The behavior we're seeing is that while query and indexing performance is ok, operations which require the master nodes like create/delete index are getting gradually worse. Currently deleting an index can take up to a minute!
I assume the issue has to do with the cluster state objects kept on the master's, however we don't see any indications of stress on the masters, their jvm heap usage peaks at 75% cyclically and cpu stays around 50%.
How is one supposed to scale the masters in this situation? If we double the allocated Xmx could that help? Couldn't seem to find the right config params to change asides for this.

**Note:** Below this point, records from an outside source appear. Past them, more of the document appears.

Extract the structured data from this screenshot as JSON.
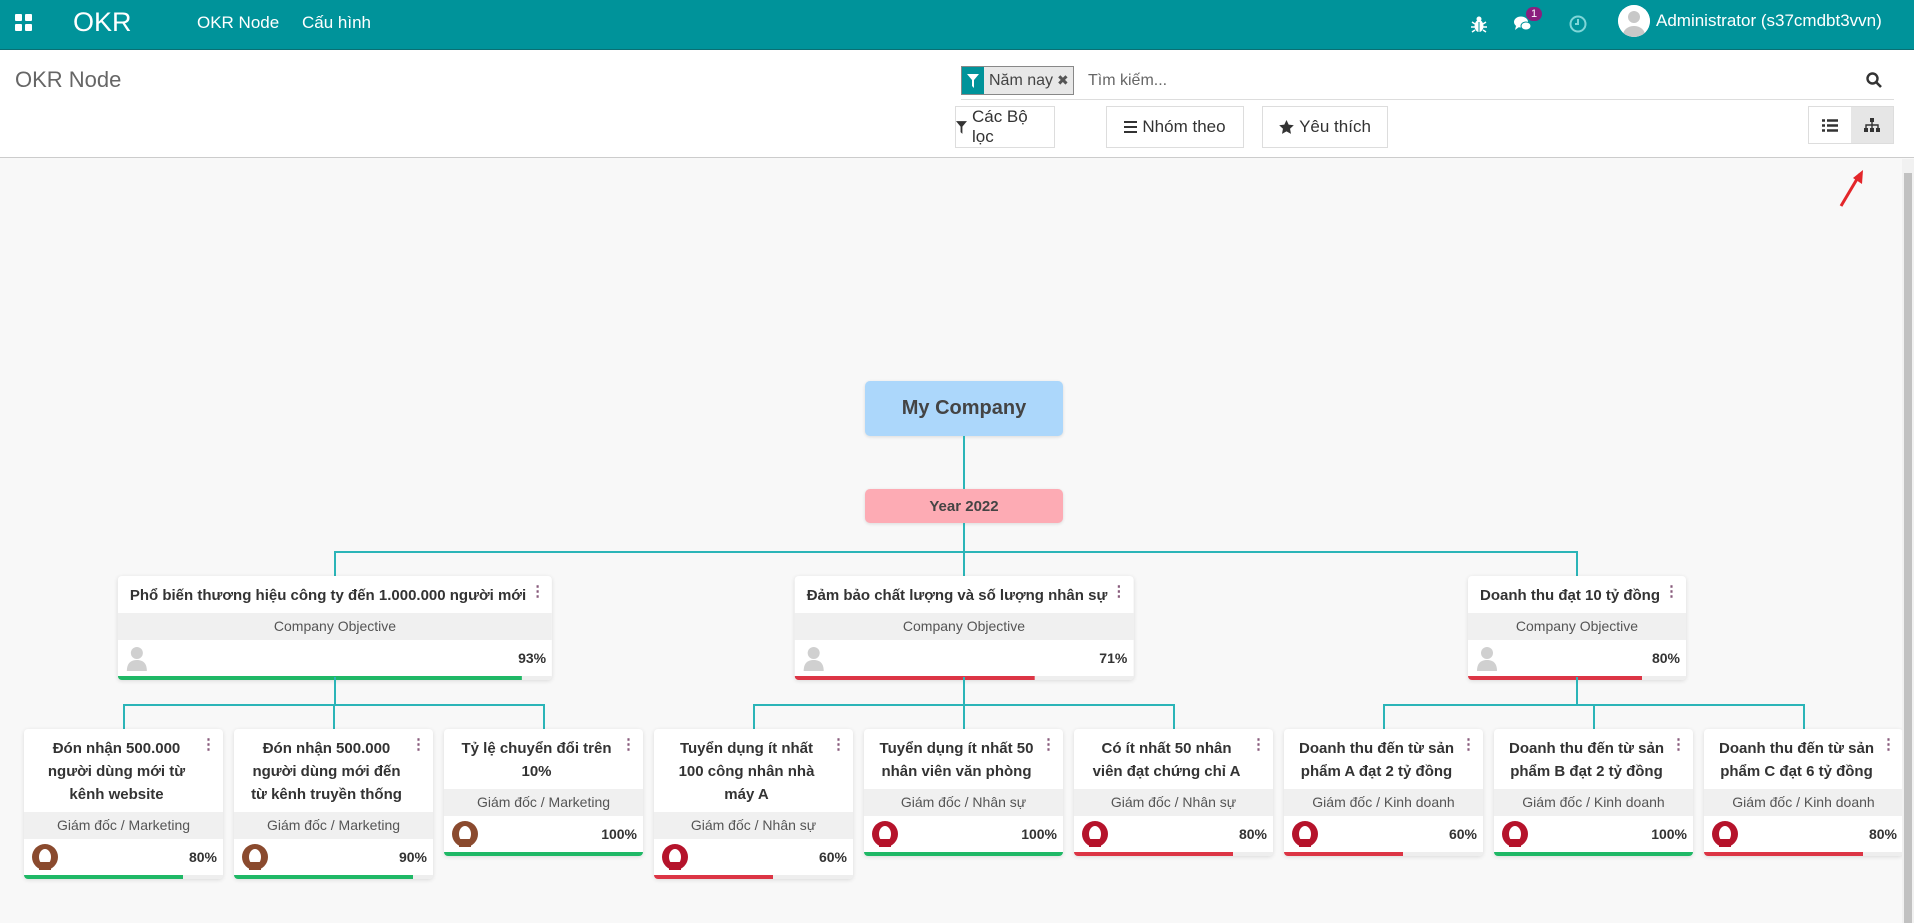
{
  "navbar": {
    "app_name": "OKR",
    "menu": [
      "OKR Node",
      "Cấu hình"
    ],
    "chat_badge": "1",
    "user": "Administrator (s37cmdbt3vvn)",
    "icons": [
      "apps-grid-icon",
      "bug-icon",
      "chat-icon",
      "clock-icon",
      "user-avatar"
    ]
  },
  "control_panel": {
    "title": "OKR Node",
    "facet": "Năm nay",
    "search_placeholder": "Tìm kiếm...",
    "filters_label": "Các Bộ lọc",
    "group_by_label": "Nhóm theo",
    "favorites_label": "Yêu thích",
    "views": [
      {
        "name": "list",
        "active": false
      },
      {
        "name": "hierarchy",
        "active": true
      }
    ]
  },
  "colors": {
    "brand": "#00939a",
    "line": "#2bb5b8",
    "good": "#1fb866",
    "bad": "#dc3545",
    "company": "#acd7fb",
    "year": "#fdabb4"
  },
  "tree": {
    "root": "My Company",
    "year": "Year 2022",
    "objectives": [
      {
        "title": "Phổ biến thương hiệu công ty đến 1.000.000 người mới",
        "subtitle": "Company Objective",
        "percent": "93%",
        "progress": 93,
        "status": "good",
        "children": [
          {
            "title": "Đón nhận 500.000 người dùng mới từ kênh website",
            "subtitle": "Giám đốc / Marketing",
            "percent": "80%",
            "progress": 80,
            "status": "good",
            "avatar_color": "#8a4a2e"
          },
          {
            "title": "Đón nhận 500.000 người dùng mới đến từ kênh truyền thống",
            "subtitle": "Giám đốc / Marketing",
            "percent": "90%",
            "progress": 90,
            "status": "good",
            "avatar_color": "#8a4a2e"
          },
          {
            "title": "Tỷ lệ chuyển đổi trên 10%",
            "subtitle": "Giám đốc / Marketing",
            "percent": "100%",
            "progress": 100,
            "status": "good",
            "avatar_color": "#8a4a2e"
          }
        ]
      },
      {
        "title": "Đảm bảo chất lượng và số lượng nhân sự",
        "subtitle": "Company Objective",
        "percent": "71%",
        "progress": 71,
        "status": "bad",
        "children": [
          {
            "title": "Tuyển dụng ít nhất 100 công nhân nhà máy A",
            "subtitle": "Giám đốc / Nhân sự",
            "percent": "60%",
            "progress": 60,
            "status": "bad",
            "avatar_color": "#b5132b"
          },
          {
            "title": "Tuyển dụng ít nhất 50 nhân viên văn phòng",
            "subtitle": "Giám đốc / Nhân sự",
            "percent": "100%",
            "progress": 100,
            "status": "good",
            "avatar_color": "#b5132b"
          },
          {
            "title": "Có ít nhất 50 nhân viên đạt chứng chỉ A",
            "subtitle": "Giám đốc / Nhân sự",
            "percent": "80%",
            "progress": 80,
            "status": "bad",
            "avatar_color": "#b5132b"
          }
        ]
      },
      {
        "title": "Doanh thu đạt 10 tỷ đồng",
        "subtitle": "Company Objective",
        "percent": "80%",
        "progress": 80,
        "status": "bad",
        "children": [
          {
            "title": "Doanh thu đến từ sản phẩm A đạt 2 tỷ đồng",
            "subtitle": "Giám đốc / Kinh doanh",
            "percent": "60%",
            "progress": 60,
            "status": "bad",
            "avatar_color": "#b5132b"
          },
          {
            "title": "Doanh thu đến từ sản phẩm B đạt 2 tỷ đồng",
            "subtitle": "Giám đốc / Kinh doanh",
            "percent": "100%",
            "progress": 100,
            "status": "good",
            "avatar_color": "#b5132b"
          },
          {
            "title": "Doanh thu đến từ sản phẩm C đạt 6 tỷ đồng",
            "subtitle": "Giám đốc / Kinh doanh",
            "percent": "80%",
            "progress": 80,
            "status": "bad",
            "avatar_color": "#b5132b"
          }
        ]
      }
    ]
  }
}
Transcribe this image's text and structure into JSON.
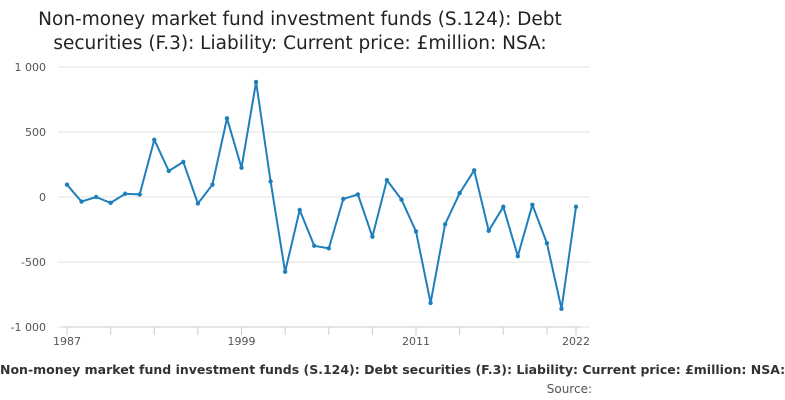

Our shards are not absolutely huge, the reason why we don't unify them into say monthly indexes instead of daily is that ES doesn't perform well on document deletes (which trigger merges). Our daily index setup allows us to always create fresh new indexes and simply delete the old ones without updating/deleting records. Until we ran into this scale issue with the masters this strategy reduced load considerably on our cluster.
Any advice or ideas is welcome! Here's our specs:
20 data nodes, 3 client nodes , 3 master nodes. 50k shards, 42TB of data.
Master nodes currently have 16Gb memory
BTW - Just wondering, why don't the master nodes share the cluster state instead of assigning a leader? If I have several master nodes anyway to avoid a single point of failure then surely its much more scalable if the cluster state can be distributed among them?
Also another point is why does the cluster state have to keep mappings/settings for each index in memory? In our used case all the indexes need identical mappings and we'd prefer one mapping for all of them not 50k. Is there any way to do this?